These are my grandparents.
He, Santiago, was a jazz musician from Barcelona. He mainly played the double bass, but his education was the violin -he could just play any instrument whatsoever. He really had a gift for music.
In 1954, he spent three months in Helsinki, playing with an orchestra. I believe he had to dress with extravagant shirts as if he was Caribbean. His skin was not very dark and he was rather not hairy, but up north he was actually playing the Latin lover.
One of those nights, in a club near the sea or the port (or the river), she met two sisters, Raija and Anna. Raija didn’t speak a word of Spanish, and Santiago didn’t speak Finnish. They communicated in English. They communicated so much, that at the end of the three months, Raija left Finland and came to Barcelona with Santiago. Some months later, my mom was born.
This story has always fascinated me. They were both quite a character, so, as strange as it sounds, the story always made sense to me. Yes, it was a crazy thing to do, but I can totally see them doing it.
My grandma (la mumu, in our adaptation of the Finnish word into Spanish) was this amazingly beautiful, intelligent, strong, independent woman. She left everything behind, and never came back. She spoke from time to time to her sister Anna, but international conferences were expensive -I wish she had known Skype.
She had this funny accent. She used to confuse feminine and masculine pronouns -no matter how many times we said that it is ‘el crucigrama’, not ‘la crucigrama’. She wore leopard print swimsuits, and red sandals that looked like coming directly from the fifties. She was tough with us, she was funny, and I never heard her complaining -until very late.

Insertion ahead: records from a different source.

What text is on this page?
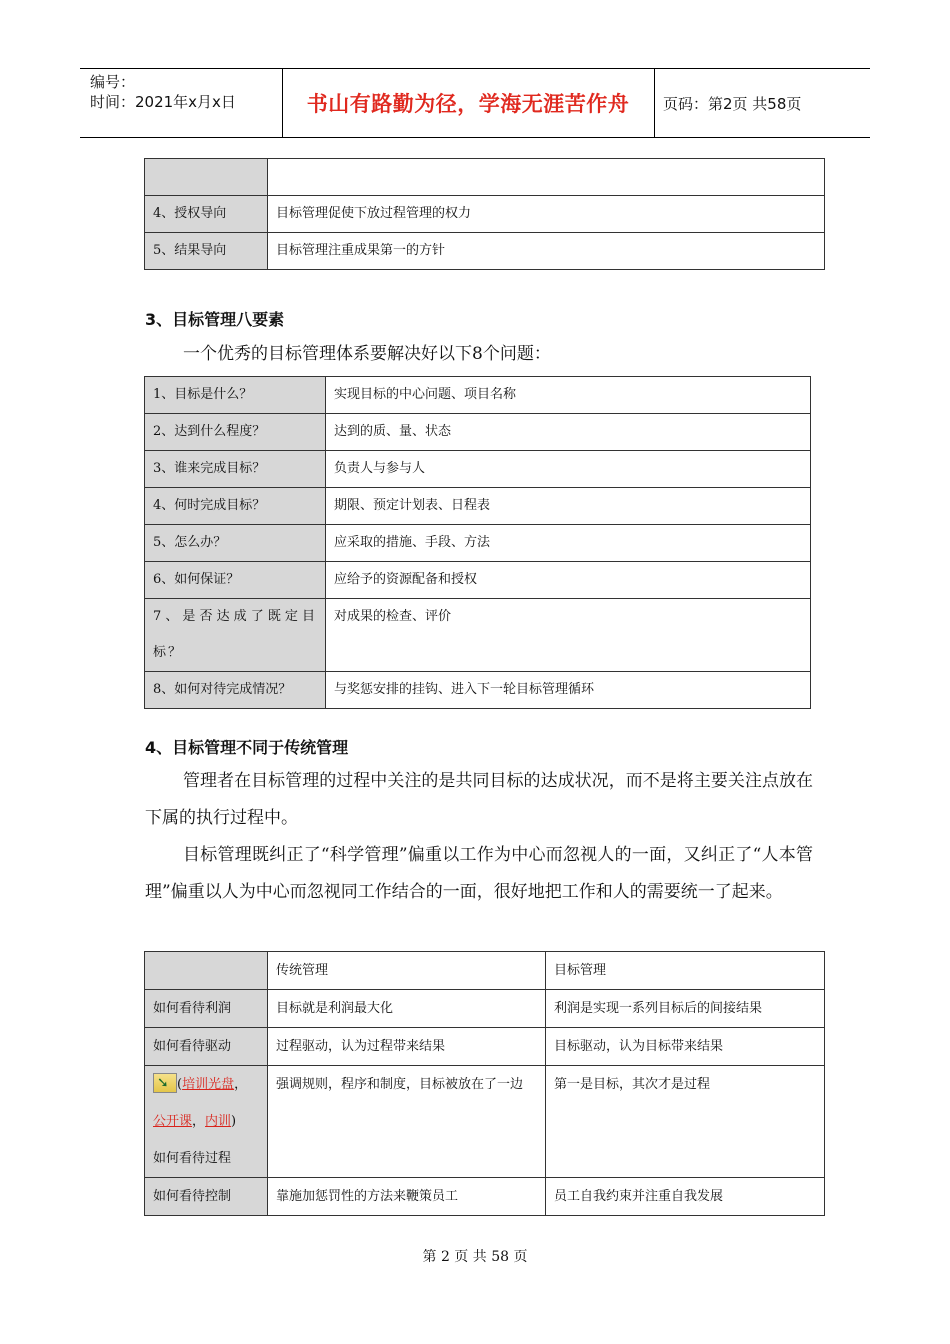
编号：
时间：2021年x月x日	书山有路勤为径，学海无涯苦作舟	页码：第2页 共58页

4、授权导向	目标管理促使下放过程管理的权力
5、结果导向	目标管理注重成果第一的方针
3、目标管理八要素
一个优秀的目标管理体系要解决好以下8个问题：
1、目标是什么？	实现目标的中心问题、项目名称
2、达到什么程度？	达到的质、量、状态
3、谁来完成目标？	负责人与参与人
4、何时完成目标？	期限、预定计划表、日程表
5、怎么办？	应采取的措施、手段、方法
6、如何保证？	应给予的资源配备和授权
7、是否达成了既定目标？	对成果的检查、评价
8、如何对待完成情况？	与奖惩安排的挂钩、进入下一轮目标管理循环
4、目标管理不同于传统管理
管理者在目标管理的过程中关注的是共同目标的达成状况，而不是将主要关注点放在下属的执行过程中。
目标管理既纠正了“科学管理”偏重以工作为中心而忽视人的一面，又纠正了“人本管理”偏重以人为中心而忽视同工作结合的一面，很好地把工作和人的需要统一了起来。
	传统管理	目标管理
如何看待利润	目标就是利润最大化	利润是实现一系列目标后的间接结果
如何看待驱动	过程驱动，认为过程带来结果	目标驱动，认为目标带来结果

➘ (培训光盘，
公开课，内训)
如何看待过程	强调规则，程序和制度，目标被放在了一边	第一是目标，其次才是过程
如何看待控制	靠施加惩罚性的方法来鞭策员工	员工自我约束并注重自我发展
第 2 页 共 58 页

My grandpa (el bari, as we called him) was this grumpy, politically incorrect man that loved buying me and my sister records and changed the name of our favourite bands. He had had an accident when he was a kid (he fell off a tramway when he jumped to catch it) and since then he had had one side of the upper lip lifted. I always thought it was so cool that he looked like Elvis Presley.
I remember I was keeping a diary when he died. I didn’t know how to continue writing after that and I just stopped.

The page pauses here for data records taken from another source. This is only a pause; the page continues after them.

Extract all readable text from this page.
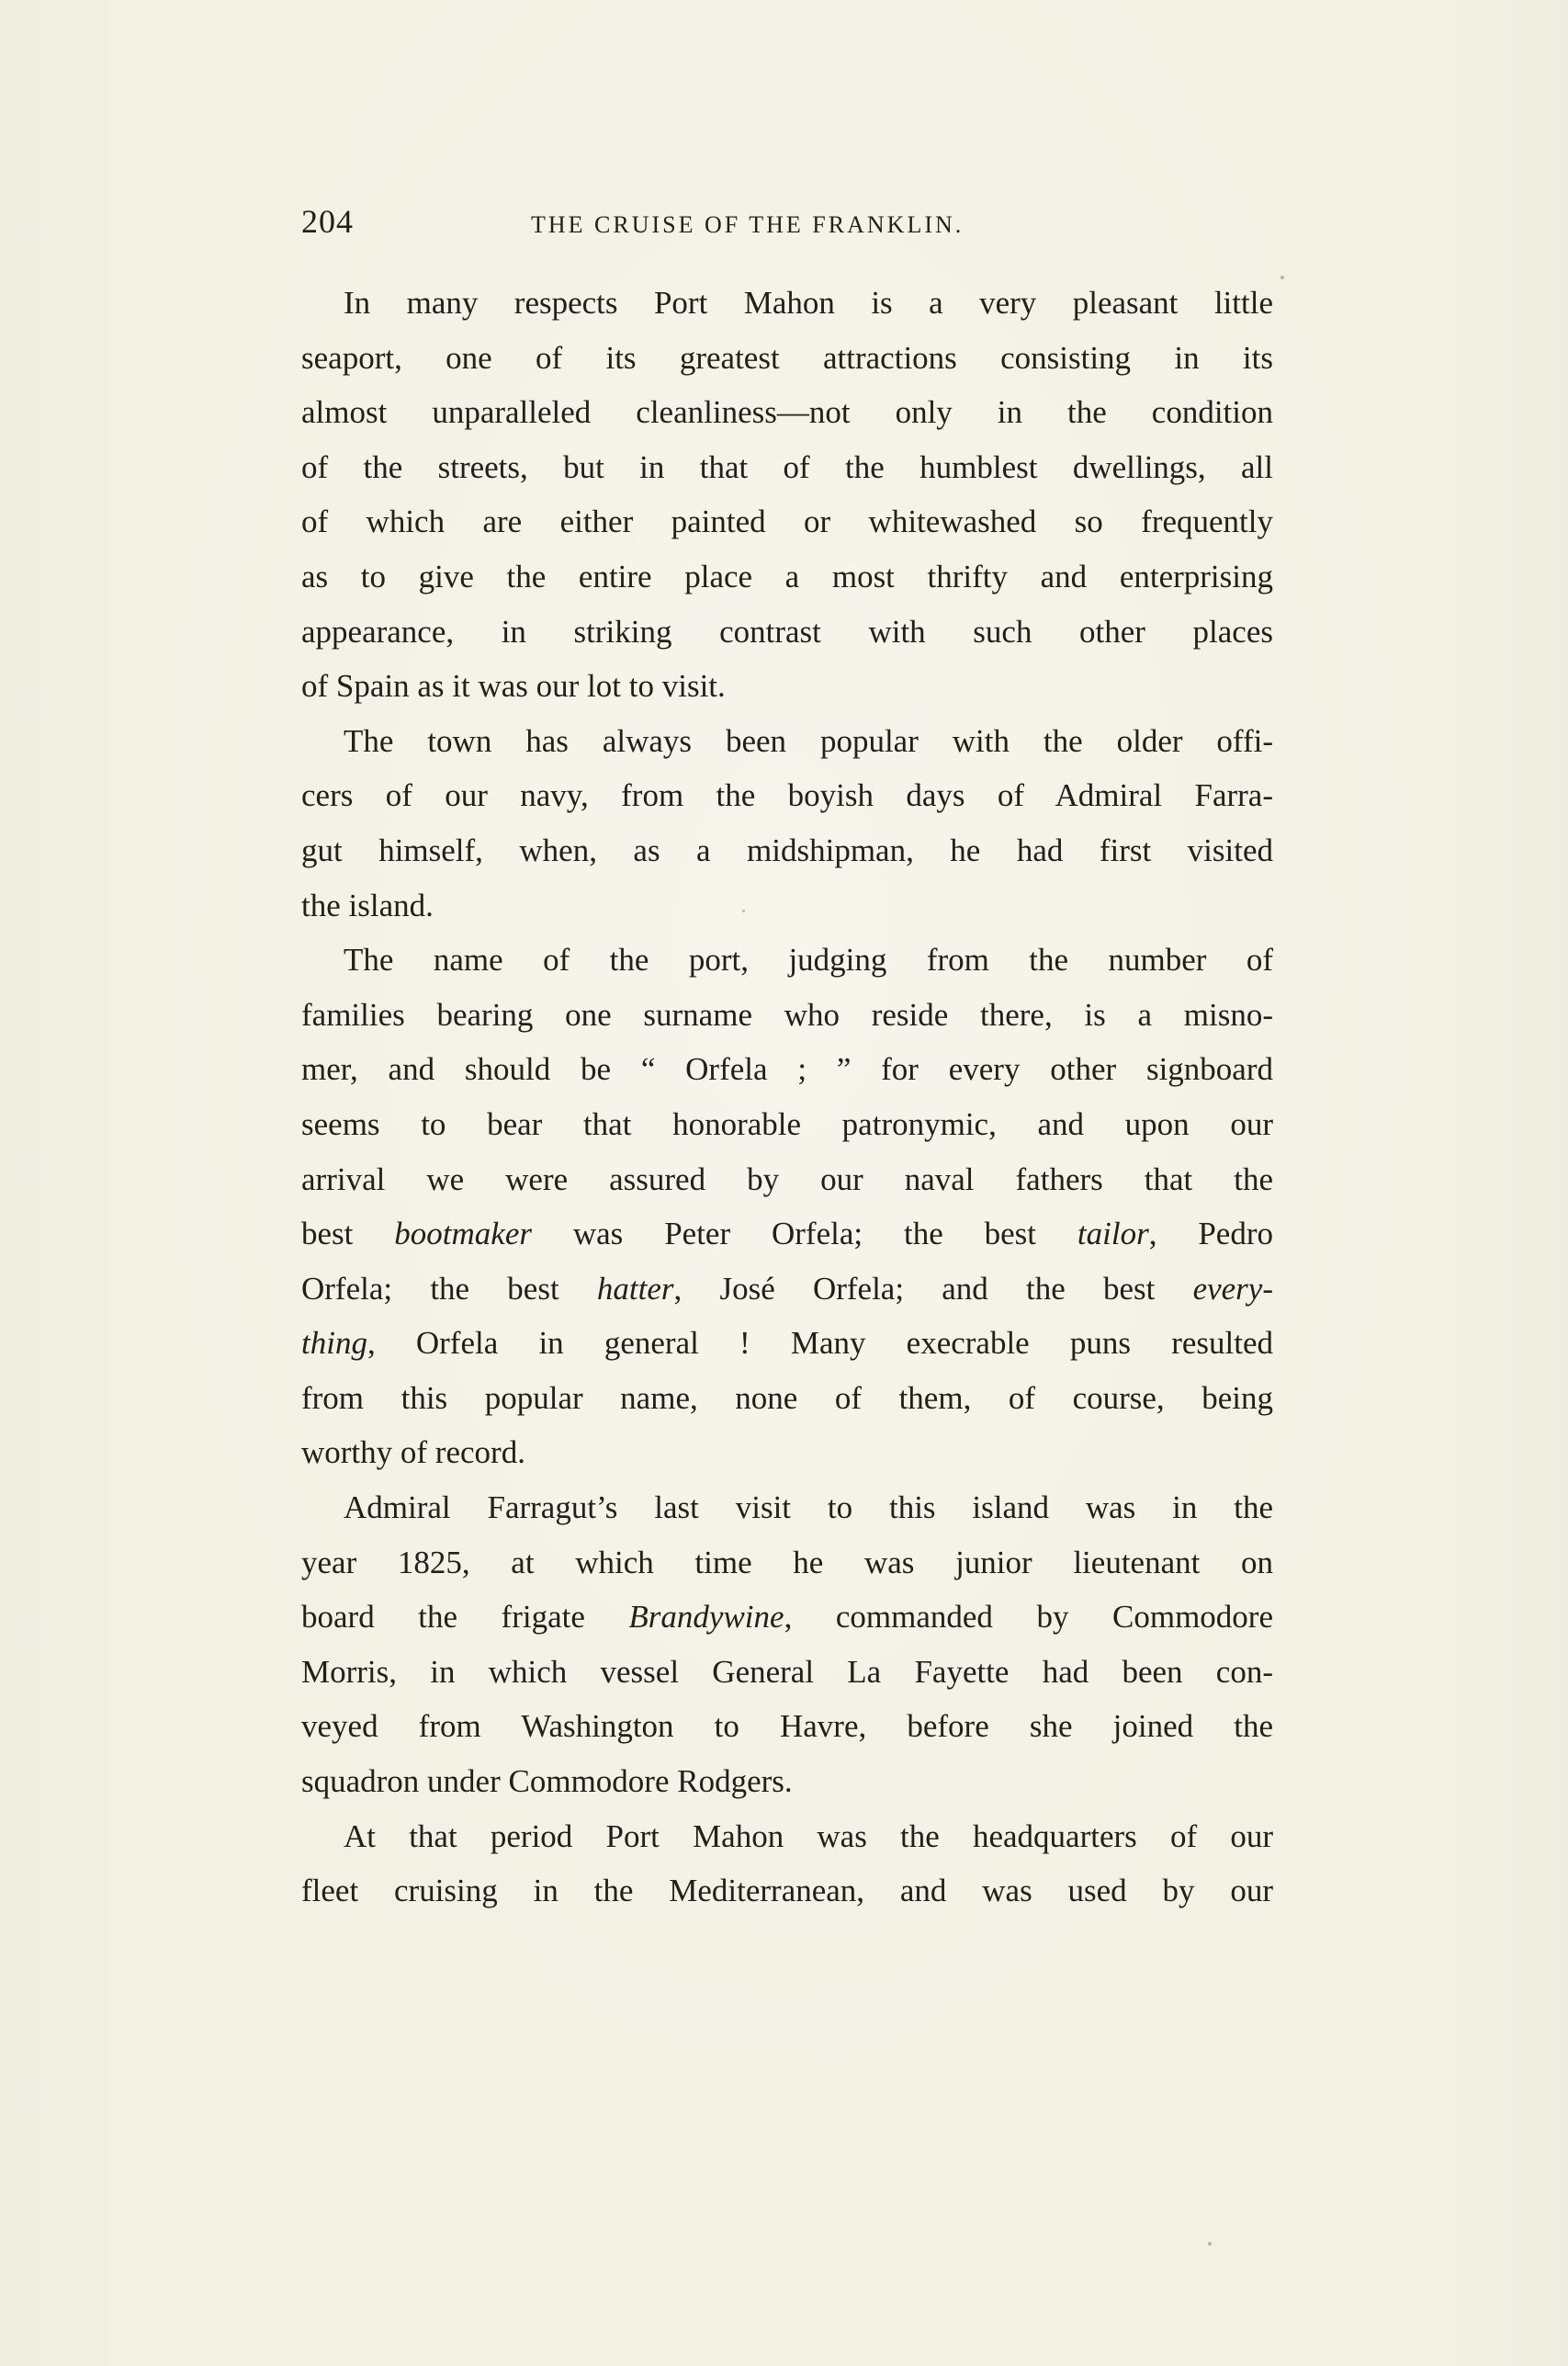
204	THE CRUISE OF THE FRANKLIN.
In many respects Port Mahon is a very pleasant little
seaport, one of its greatest attractions consisting in its
almost unparalleled cleanliness—not only in the condition
of the streets, but in that of the humblest dwellings, all
of which are either painted or whitewashed so frequently
as to give the entire place a most thrifty and enterprising
appearance, in striking contrast with such other places
of Spain as it was our lot to visit.
The town has always been popular with the older offi-
cers of our navy, from the boyish days of Admiral Farra-
gut himself, when, as a midshipman, he had first visited
the island.
The name of the port, judging from the number of
families bearing one surname who reside there, is a misno-
mer, and should be “ Orfela ; ” for every other signboard
seems to bear that honorable patronymic, and upon our
arrival we were assured by our naval fathers that the
best bootmaker was Peter Orfela; the best tailor, Pedro
Orfela; the best hatter, José Orfela; and the best every-
thing, Orfela in general ! Many execrable puns resulted
from this popular name, none of them, of course, being
worthy of record.
Admiral Farragut’s last visit to this island was in the
year 1825, at which time he was junior lieutenant on
board the frigate Brandywine, commanded by Commodore
Morris, in which vessel General La Fayette had been con-
veyed from Washington to Havre, before she joined the
squadron under Commodore Rodgers.
At that period Port Mahon was the headquarters of our
fleet cruising in the Mediterranean, and was used by our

One of the things I regret the most is not having asked them more questions about their lives. I know bits: I know that my grandpa was a communist when it was forbidden in Spain, and became rather right wing when the socialist party was in power . I know that he used to make jokes to new musicians in the band, and that once they all locked one guy in a double bass case made of hay and started to pee on him -as a joke. I know that my mom was almost born in Egypt. My grandparents settled down in Barcelona. Apparently, nobody told my grandma that what she was learning was Catalan instead of Spanish -there was a bit of confusion when she moved later to Madrid. I know that just by going to the market and talking to the neighbors, my grandma learned both Catalan and Spanish. I’m really impressed by that. I remember receiving books in Finnish when I was a kid and thinking how on earth that language could make sense. But la mumu managed to do it.

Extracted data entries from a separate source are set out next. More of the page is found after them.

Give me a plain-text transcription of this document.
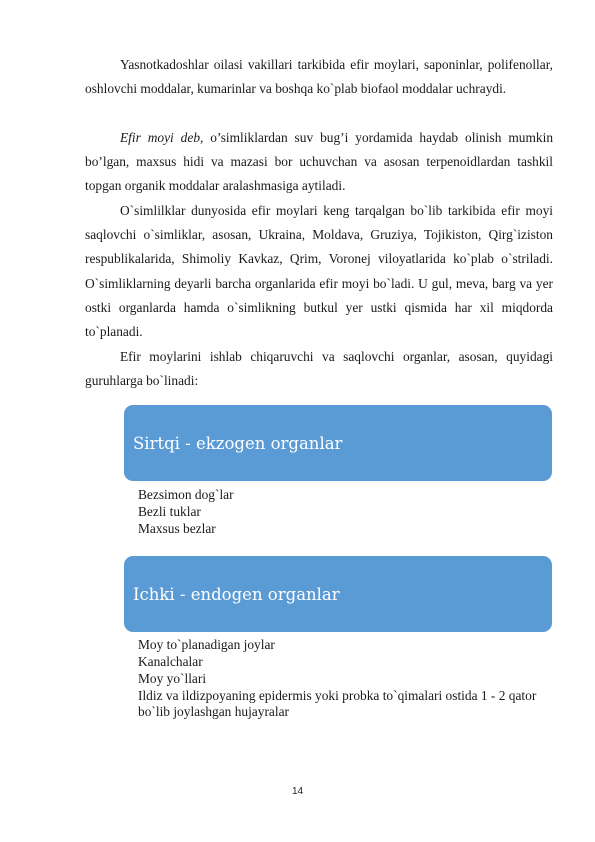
Yasnotkadoshlar oilasi vakillari tarkibida efir moylari, saponinlar, polifenollar, oshlovchi moddalar, kumarinlar va boshqa ko`plab biofaol moddalar uchraydi.

Efir moyi deb, o’simliklardan suv bug’i yordamida haydab olinish mumkin bo’lgan, maxsus hidi va mazasi bor uchuvchan va asosan terpenoidlardan tashkil topgan organik moddalar aralashmasiga aytiladi.

O`simlilklar dunyosida efir moylari keng tarqalgan bo`lib tarkibida efir moyi saqlovchi o`simliklar, asosan, Ukraina, Moldava, Gruziya, Tojikiston, Qirg`iziston respublikalarida, Shimoliy Kavkaz, Qrim, Voronej viloyatlarida ko`plab o`striladi. O`simliklarning deyarli barcha organlarida efir moyi bo`ladi. U gul, meva, barg va yer ostki organlarda hamda o`simlikning butkul yer ustki qismida har xil miqdorda to`planadi.

Efir moylarini ishlab chiqaruvchi va saqlovchi organlar, asosan, quyidagi guruhlarga bo`linadi:

Sirtqi - ekzogen organlar
Bezsimon dog`lar
Bezli tuklar
Maxsus bezlar
Ichki - endogen organlar
Moy to`planadigan joylar
Kanalchalar
Moy yo`llari
Ildiz va ildizpoyaning epidermis yoki probka to`qimalari ostida 1 - 2 qator bo`lib joylashgan hujayralar
14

I went this summer to Barcelona, and visited the place where my mom and grandparents had lived. It was so moving walking down the streets they had walked. It was like seeing traces of their history.
As a teenager, I always fantasised about writing a novel about them. I pictured scenes in black and white, of jazz clubs filled with people smoking -they smoke so much. It would be a novel that intertwined music with the political events of the fifties and sixties in Europe.
I’m obviously not writing that. But who cares.
They never told much about their lives, but somehow they managed to be very present in our lives. My sister is married to a musician. They and my nieces have the same excellent ear for music, such a natural talent. For my part, I’m also communicating myself in English, and I’ve become a migrant too. Obviously not in the same conditions as my grandma. But I like to think that her funny accent resonates in mine.